Now and again, I’ve heard people in the UFO field claim that after the sensational story of the recovery of a “flying disc” by the U.S. Army Air Force outside of Roswell, New Mexico surfaced in early July 1947, everything went quiet. And that there was no more talk about Roswell until the mid-1970s. The seventies were when both Stan Friedman and Bill Moore (the latter being the co-author with Charles Berlitz of 1980’s The Roswell Incident) started to dig into the story. And, in doing so, uncovered a wealth of data that, collectively, strongly suggested what came down on the Foster Ranch in Lincoln County, New Mexico, was not a regular balloon. A lot of people may not be aware, though, that there was a brief flurry of interest in Roswell in the mid-1960s. Had the UFO community decided to get deep into the case in the sixties, rather than wait until the mid-seventies, just maybe we would know far more of the legendary case than we do right now. All of this brings us to a man named Frank Edwards; a man with a fascination for the UFO mystery. In 1966, Edwards’ book Flying Saucers – Serious Business was published. Chapter four of the book is titled “Pick Up the Pieces.” It’s in that chapter you’ll see that Edwards turned his attention to the Roswell case that would eventually become known to just about everyone.

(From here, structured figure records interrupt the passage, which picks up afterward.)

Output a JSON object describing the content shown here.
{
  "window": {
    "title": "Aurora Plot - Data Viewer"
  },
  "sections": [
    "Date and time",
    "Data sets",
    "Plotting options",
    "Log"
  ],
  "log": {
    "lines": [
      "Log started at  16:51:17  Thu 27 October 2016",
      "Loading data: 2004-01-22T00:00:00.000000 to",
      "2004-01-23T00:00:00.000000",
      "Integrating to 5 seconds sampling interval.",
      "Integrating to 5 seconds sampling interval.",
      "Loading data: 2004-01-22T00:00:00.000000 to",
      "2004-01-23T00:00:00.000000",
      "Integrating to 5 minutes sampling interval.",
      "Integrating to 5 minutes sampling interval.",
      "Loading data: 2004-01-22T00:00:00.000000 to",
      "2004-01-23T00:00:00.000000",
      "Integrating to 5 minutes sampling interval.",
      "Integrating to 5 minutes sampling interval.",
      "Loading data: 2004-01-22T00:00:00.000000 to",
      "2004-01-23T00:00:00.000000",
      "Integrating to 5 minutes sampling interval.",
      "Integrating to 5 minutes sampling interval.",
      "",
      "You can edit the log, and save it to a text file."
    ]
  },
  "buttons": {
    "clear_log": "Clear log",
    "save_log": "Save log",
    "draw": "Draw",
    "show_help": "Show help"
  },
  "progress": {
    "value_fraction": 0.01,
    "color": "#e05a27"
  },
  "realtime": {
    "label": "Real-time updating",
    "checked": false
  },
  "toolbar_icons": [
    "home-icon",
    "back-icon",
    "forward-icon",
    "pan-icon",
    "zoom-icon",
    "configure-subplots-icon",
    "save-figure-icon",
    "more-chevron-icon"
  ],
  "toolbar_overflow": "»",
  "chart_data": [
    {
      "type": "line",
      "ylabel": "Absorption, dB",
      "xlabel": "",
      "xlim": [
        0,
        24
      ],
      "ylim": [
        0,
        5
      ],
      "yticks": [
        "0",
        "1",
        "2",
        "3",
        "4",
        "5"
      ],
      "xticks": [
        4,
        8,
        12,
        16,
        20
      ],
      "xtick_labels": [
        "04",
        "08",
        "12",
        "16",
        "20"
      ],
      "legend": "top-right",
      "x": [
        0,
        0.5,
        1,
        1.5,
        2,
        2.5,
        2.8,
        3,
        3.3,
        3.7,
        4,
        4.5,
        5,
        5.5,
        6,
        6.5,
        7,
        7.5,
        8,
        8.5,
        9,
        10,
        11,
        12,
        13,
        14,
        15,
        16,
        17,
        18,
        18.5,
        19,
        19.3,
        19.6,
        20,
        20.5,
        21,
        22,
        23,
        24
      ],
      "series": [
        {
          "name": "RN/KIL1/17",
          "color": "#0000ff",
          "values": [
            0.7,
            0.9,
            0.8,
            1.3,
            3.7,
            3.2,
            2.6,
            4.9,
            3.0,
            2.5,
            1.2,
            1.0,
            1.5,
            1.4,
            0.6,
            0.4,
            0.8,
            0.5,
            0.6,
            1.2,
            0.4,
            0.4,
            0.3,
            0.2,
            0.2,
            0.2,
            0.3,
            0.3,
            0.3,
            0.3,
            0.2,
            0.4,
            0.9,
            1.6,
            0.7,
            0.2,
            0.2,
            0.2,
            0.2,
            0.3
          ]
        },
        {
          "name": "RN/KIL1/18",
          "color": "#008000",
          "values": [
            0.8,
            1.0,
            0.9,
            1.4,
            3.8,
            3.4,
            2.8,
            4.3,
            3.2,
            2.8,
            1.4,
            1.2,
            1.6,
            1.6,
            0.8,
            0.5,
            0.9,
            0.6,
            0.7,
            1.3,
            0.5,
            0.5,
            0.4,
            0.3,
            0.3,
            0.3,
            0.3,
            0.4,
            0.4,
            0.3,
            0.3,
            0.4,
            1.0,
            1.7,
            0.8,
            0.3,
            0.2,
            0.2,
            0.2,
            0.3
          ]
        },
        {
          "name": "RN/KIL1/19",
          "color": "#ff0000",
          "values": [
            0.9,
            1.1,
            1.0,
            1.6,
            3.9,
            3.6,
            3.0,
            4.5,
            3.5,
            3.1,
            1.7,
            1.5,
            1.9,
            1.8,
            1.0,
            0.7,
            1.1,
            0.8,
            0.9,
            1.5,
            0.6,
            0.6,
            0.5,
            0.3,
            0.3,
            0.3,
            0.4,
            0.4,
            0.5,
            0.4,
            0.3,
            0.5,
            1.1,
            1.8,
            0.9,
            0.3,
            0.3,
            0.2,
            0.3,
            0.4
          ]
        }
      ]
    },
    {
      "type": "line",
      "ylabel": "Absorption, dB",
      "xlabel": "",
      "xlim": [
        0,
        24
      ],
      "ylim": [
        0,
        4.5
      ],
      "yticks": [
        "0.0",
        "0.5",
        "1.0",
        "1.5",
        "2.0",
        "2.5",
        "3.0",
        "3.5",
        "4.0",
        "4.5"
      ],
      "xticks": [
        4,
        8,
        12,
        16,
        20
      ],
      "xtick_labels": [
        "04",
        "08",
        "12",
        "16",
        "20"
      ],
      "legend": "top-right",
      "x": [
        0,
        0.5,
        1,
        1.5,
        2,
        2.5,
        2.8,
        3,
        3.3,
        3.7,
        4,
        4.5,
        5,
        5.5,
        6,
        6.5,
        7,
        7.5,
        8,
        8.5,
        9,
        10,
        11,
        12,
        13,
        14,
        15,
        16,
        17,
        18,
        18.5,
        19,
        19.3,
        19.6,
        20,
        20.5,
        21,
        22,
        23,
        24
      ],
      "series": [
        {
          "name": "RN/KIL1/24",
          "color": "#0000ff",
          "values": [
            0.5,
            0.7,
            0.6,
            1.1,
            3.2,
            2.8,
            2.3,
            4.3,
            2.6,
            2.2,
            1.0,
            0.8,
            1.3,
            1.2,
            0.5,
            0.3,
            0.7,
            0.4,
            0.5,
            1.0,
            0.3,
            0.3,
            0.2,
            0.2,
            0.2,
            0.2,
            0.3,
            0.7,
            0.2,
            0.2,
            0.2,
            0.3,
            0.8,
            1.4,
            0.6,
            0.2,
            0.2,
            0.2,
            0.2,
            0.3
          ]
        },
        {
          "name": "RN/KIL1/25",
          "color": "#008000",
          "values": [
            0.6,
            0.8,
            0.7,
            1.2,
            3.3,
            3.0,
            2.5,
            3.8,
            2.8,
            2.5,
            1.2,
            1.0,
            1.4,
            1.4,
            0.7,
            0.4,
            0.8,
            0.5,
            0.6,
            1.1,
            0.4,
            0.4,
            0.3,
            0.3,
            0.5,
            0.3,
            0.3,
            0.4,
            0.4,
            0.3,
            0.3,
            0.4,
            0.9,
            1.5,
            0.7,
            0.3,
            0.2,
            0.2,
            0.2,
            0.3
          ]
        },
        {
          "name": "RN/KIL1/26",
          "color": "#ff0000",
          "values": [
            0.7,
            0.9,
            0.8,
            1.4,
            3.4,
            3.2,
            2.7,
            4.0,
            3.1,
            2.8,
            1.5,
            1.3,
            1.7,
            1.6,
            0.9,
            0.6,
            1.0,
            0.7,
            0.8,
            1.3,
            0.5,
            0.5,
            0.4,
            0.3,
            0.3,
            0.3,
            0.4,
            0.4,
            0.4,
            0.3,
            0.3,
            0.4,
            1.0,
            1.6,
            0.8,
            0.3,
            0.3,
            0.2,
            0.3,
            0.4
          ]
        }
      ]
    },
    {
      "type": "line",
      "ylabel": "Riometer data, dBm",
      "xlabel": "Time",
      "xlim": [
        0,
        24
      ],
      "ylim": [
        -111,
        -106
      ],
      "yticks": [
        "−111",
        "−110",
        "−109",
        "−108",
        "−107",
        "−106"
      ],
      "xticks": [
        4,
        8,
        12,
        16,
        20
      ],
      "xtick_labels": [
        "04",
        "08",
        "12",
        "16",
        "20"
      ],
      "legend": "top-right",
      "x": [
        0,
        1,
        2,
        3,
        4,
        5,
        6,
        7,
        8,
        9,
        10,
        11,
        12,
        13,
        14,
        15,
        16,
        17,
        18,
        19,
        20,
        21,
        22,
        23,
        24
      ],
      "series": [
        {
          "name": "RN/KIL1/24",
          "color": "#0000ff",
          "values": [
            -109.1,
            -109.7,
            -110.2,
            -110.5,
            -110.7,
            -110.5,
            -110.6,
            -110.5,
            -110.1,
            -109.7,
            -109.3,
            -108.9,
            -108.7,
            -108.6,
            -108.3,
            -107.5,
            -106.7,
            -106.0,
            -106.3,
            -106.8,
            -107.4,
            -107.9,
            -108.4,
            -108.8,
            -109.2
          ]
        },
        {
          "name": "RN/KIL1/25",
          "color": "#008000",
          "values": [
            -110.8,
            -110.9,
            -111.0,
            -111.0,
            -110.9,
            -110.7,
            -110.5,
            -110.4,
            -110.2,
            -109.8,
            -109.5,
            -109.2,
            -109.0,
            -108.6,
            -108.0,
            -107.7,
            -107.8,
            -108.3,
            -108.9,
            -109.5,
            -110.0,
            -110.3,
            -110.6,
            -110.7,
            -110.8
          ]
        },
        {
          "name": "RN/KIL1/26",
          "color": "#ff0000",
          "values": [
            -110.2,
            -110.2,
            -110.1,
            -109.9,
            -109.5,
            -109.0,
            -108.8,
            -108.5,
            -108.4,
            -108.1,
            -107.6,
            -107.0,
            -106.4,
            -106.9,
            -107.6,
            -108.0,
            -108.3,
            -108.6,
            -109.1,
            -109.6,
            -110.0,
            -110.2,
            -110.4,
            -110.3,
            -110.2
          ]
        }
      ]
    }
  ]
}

Before we get to Edwards, let’s see what the initial coverage on the Roswell event amounted to. On July 8, 1947, the public information officer at the Roswell base, Walter Haut, sent out a press release that told a startling story: “The many rumors regarding the flying disc became a reality yesterday when the intelligence office of the 509th Bomb group of the Eighth Air Force, Roswell Army Air Field, was fortunate enough to gain possession of a disc through the cooperation of one of the local ranchers and the sheriff’s office of Chaves County. The flying object landed on a ranch near Roswell sometime last week. Not having phone facilities, the rancher stored the disc until such time as he was able to contact the sheriff’s office, who in turn notified Maj. Jesse A. Marcel of the 509th Bomb Group Intelligence Office. Action was immediately taken and the disc was picked up at the rancher’s home. It was inspected at the Roswell Army Air Field and subsequently loaned by Major Marcel to higher headquarters.” And, in just mere days the whole thing was dismissed by the media (when the military said the wreckage came from nothing stranger than a weather balloon) and the whole thing fell into obscurity. Now, let’s see what Edwards had to briefly say in 1966:

“There are such difficult cases as the rancher near Roswell, New Mexico, who phoned the Sheriff that a blazing disc-shaped object had passed over his house at low altitude and had crashed and burned on a hillside within view of the house. The sheriff called the military; the military came on the double quick. Newsmen were not permitted in the area. A week later, however, the government released a photograph of a service man holding up a box kite with an aluminum disc about the size of a large pie plate dangling from the bottom of the kite. This, the official report explained, was a device borne aloft on the kite and used to test radar gear by bouncing the signals off the pie pan. And this, we were told, was the sort of thing that had so excited the rancher. We were NOT told, however, how the alleged kite caught fire – nor why the military cordoned off the area while they inspected the wreckage of a burned-out kite with a non-inflammable pie pan tied to it.”

Kevin Randle said of Edwards’ version of events: “While the report was essentially correct in a gross sense, the details were nearly all wrong. But the point is that Edwards had exposed the Roswell case to a wide audience in 1966, when the book was published. Nearly everyone ignored the case because of the lack of detail, other than a location in the then small and anonymous town of Roswell.” Randle was correct. Edwards did get the key issues wrong. But, the important thing is that Edwards pursued a genuinely weird case that had been forgotten by so many for two decades. Had Edwards chosen to look deeper and further into what did or didn’t happen at Roswell back then, just maybe he would have found significant things concerning the case that still elude us to this very day.